Заварник я поставила на деревянную подставку. Рядом — две чашки. Потом

Чайник вскипел ровно в половину одиннадцатого.

Я сняла его с плиты, налила воду в заварник — тот самый, фарфоровый, с синей каймой, который мне подарила мама на свадьбу. Свекровь всегда говорила, что он безвкусный. Мама говорила, что он классический. Я никогда не выбирала сторону вслух — просто продолжала им пользоваться.

Заварник я поставила на деревянную подставку. Рядом — две чашки. Потом подумала и достала третью.

За окном шёл мелкий октябрьский дождь, такой, который не льёт, а просто висит в воздухе — как будто небо устало, но останавливаться не собирается. Кусты сирени у подъезда стояли облысевшие, с редкими бурыми листьями на концах веток. Двор был пуст — только голубь сидел на спинке скамейки и смотрел в никуда. Голуби всегда куда-то смотрят, и никогда непонятно — видят они что-то или просто стоят.

Телефон лежал на столе экраном вниз.

Я его перевернула. Сообщений не было. Ни от Кости. Ни от его матери.

Это было странно.

Обычно Галина Ивановна писала заранее. «Буду в двенадцать». «Задержусь, пробки». «Можно зайду?» — хотя последнее было скорее формальностью, потому что не зайти она не могла. Квартира была её. Вернее, Костина. Вернее — по документам всё ещё общая, пока суд не решил иначе.
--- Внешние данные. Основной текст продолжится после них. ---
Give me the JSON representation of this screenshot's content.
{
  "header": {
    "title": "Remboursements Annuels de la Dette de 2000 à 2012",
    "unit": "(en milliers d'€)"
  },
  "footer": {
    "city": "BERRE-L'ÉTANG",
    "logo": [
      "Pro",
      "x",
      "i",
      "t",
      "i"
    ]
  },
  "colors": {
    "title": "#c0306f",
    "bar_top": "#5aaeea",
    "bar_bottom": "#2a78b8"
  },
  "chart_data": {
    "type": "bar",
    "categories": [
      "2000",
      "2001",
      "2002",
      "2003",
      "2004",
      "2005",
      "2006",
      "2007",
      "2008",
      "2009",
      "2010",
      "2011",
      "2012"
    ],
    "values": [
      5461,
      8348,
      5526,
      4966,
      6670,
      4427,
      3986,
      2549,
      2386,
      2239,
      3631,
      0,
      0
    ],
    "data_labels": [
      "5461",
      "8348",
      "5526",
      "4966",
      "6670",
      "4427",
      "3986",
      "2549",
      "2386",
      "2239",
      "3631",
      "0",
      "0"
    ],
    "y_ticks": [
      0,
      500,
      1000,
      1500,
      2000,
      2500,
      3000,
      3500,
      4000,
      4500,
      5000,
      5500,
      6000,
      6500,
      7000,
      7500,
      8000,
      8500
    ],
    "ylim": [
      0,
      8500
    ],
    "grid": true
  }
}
Я налила себе чай. Взяла чашку двумя руками — согрелась. Чай получился слишком крепким, но я не стала разбавлять. Пила такой.

В прихожей тихо тикали настенные часы. Пластиковые, с белым циферблатом — Костя купил их на первом году, когда мы только въехали. Я всегда хотела деревянные. Так и не купила. Теперь эти часы останутся здесь, а я уйду.
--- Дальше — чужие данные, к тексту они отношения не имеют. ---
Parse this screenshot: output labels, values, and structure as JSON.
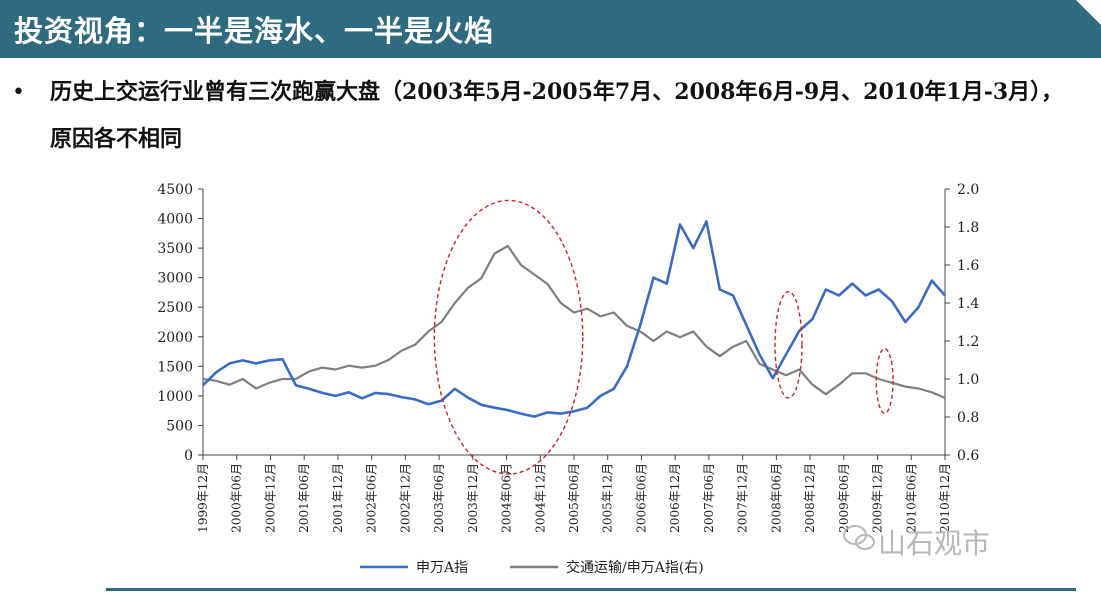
{
  "slide": {
    "title": "投资视角：一半是海水、一半是火焰",
    "bullet_marker": "•",
    "bullet": "历史上交运行业曾有三次跑赢大盘（2003年5月-2005年7月、2008年6月-9月、2010年1月-3月），原因各不相同",
    "watermark": "山石观市",
    "colors": {
      "banner": "#2e6a80",
      "series1": "#3b6cc4",
      "series2": "#7f7f7f",
      "annotation": "#cc2222"
    }
  },
  "chart_data": {
    "type": "line",
    "x_labels": [
      "1999年12月",
      "2000年06月",
      "2000年12月",
      "2001年06月",
      "2001年12月",
      "2002年06月",
      "2002年12月",
      "2003年06月",
      "2003年12月",
      "2004年06月",
      "2004年12月",
      "2005年06月",
      "2005年12月",
      "2006年06月",
      "2006年12月",
      "2007年06月",
      "2007年12月",
      "2008年06月",
      "2008年12月",
      "2009年06月",
      "2009年12月",
      "2010年06月",
      "2010年12月"
    ],
    "y_left": {
      "min": 0,
      "max": 4500,
      "ticks": [
        "4500",
        "4000",
        "3500",
        "3000",
        "2500",
        "2000",
        "1500",
        "1000",
        "500",
        "0"
      ]
    },
    "y_right": {
      "min": 0.6,
      "max": 2.0,
      "ticks": [
        "2.0",
        "1.8",
        "1.6",
        "1.4",
        "1.2",
        "1.0",
        "0.8",
        "0.6"
      ]
    },
    "series": [
      {
        "name": "申万A指",
        "axis": "left",
        "values": [
          1180,
          1400,
          1550,
          1600,
          1550,
          1600,
          1620,
          1180,
          1120,
          1050,
          1000,
          1060,
          960,
          1050,
          1030,
          980,
          940,
          860,
          920,
          1120,
          970,
          850,
          800,
          760,
          700,
          650,
          720,
          700,
          740,
          800,
          1000,
          1120,
          1500,
          2200,
          3000,
          2900,
          3900,
          3500,
          3950,
          2800,
          2700,
          2200,
          1700,
          1300,
          1700,
          2100,
          2300,
          2800,
          2700,
          2900,
          2700,
          2800,
          2600,
          2250,
          2500,
          2950,
          2700
        ]
      },
      {
        "name": "交通运输/申万A指(右)",
        "axis": "right",
        "values": [
          1.0,
          0.99,
          0.97,
          1.0,
          0.95,
          0.98,
          1.0,
          1.0,
          1.04,
          1.06,
          1.05,
          1.07,
          1.06,
          1.07,
          1.1,
          1.15,
          1.18,
          1.25,
          1.3,
          1.4,
          1.48,
          1.53,
          1.66,
          1.7,
          1.6,
          1.55,
          1.5,
          1.4,
          1.35,
          1.37,
          1.33,
          1.35,
          1.28,
          1.25,
          1.2,
          1.25,
          1.22,
          1.25,
          1.17,
          1.12,
          1.17,
          1.2,
          1.08,
          1.05,
          1.02,
          1.05,
          0.97,
          0.92,
          0.97,
          1.03,
          1.03,
          1.0,
          0.98,
          0.96,
          0.95,
          0.93,
          0.9
        ]
      }
    ],
    "annotations": [
      {
        "x_range": [
          2003.35,
          2005.55
        ],
        "y_center_right": 1.22,
        "y_radius_right": 0.72
      },
      {
        "x_range": [
          2008.4,
          2008.8
        ],
        "y_center_right": 1.18,
        "y_radius_right": 0.28
      },
      {
        "x_range": [
          2009.9,
          2010.15
        ],
        "y_center_right": 0.99,
        "y_radius_right": 0.17
      }
    ]
  }
}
В десять пятьдесят восемь в дверь позвонили.

Я поставила чашку. Поправила воротник домашней кофты — серой, мягкой, с пуговицами до горла. Прошла по коридору. Остановилась на секунду перед дверью. Посмотрела на себя в зеркало — оно висело справа, длинное, в деревянной раме. Обычное лицо. Спокойное.

Выдохнула.

Открыла.

На площадке стояла Галина Ивановна в бежевом пальто с норковым воротником. Она была причёсана так, как причёсывают себя женщины, которые хотят, чтобы их воспринимали серьёзно, — гладко, высоко, с лаком. Никаких лишних деталей, никакой мягкости. Лицо — строгое, собранное, как на деловую встречу. Рядом с ней стоял мужчина. Лет пятидесяти, в тёмно-сером пальто. Папка под мышкой. Взгляд — деловой, оценивающий.

— Лена, — сказала Галина Ивановна. Не «здравствуй». Именно так — просто «Лена», как ставят точку в конце приговора.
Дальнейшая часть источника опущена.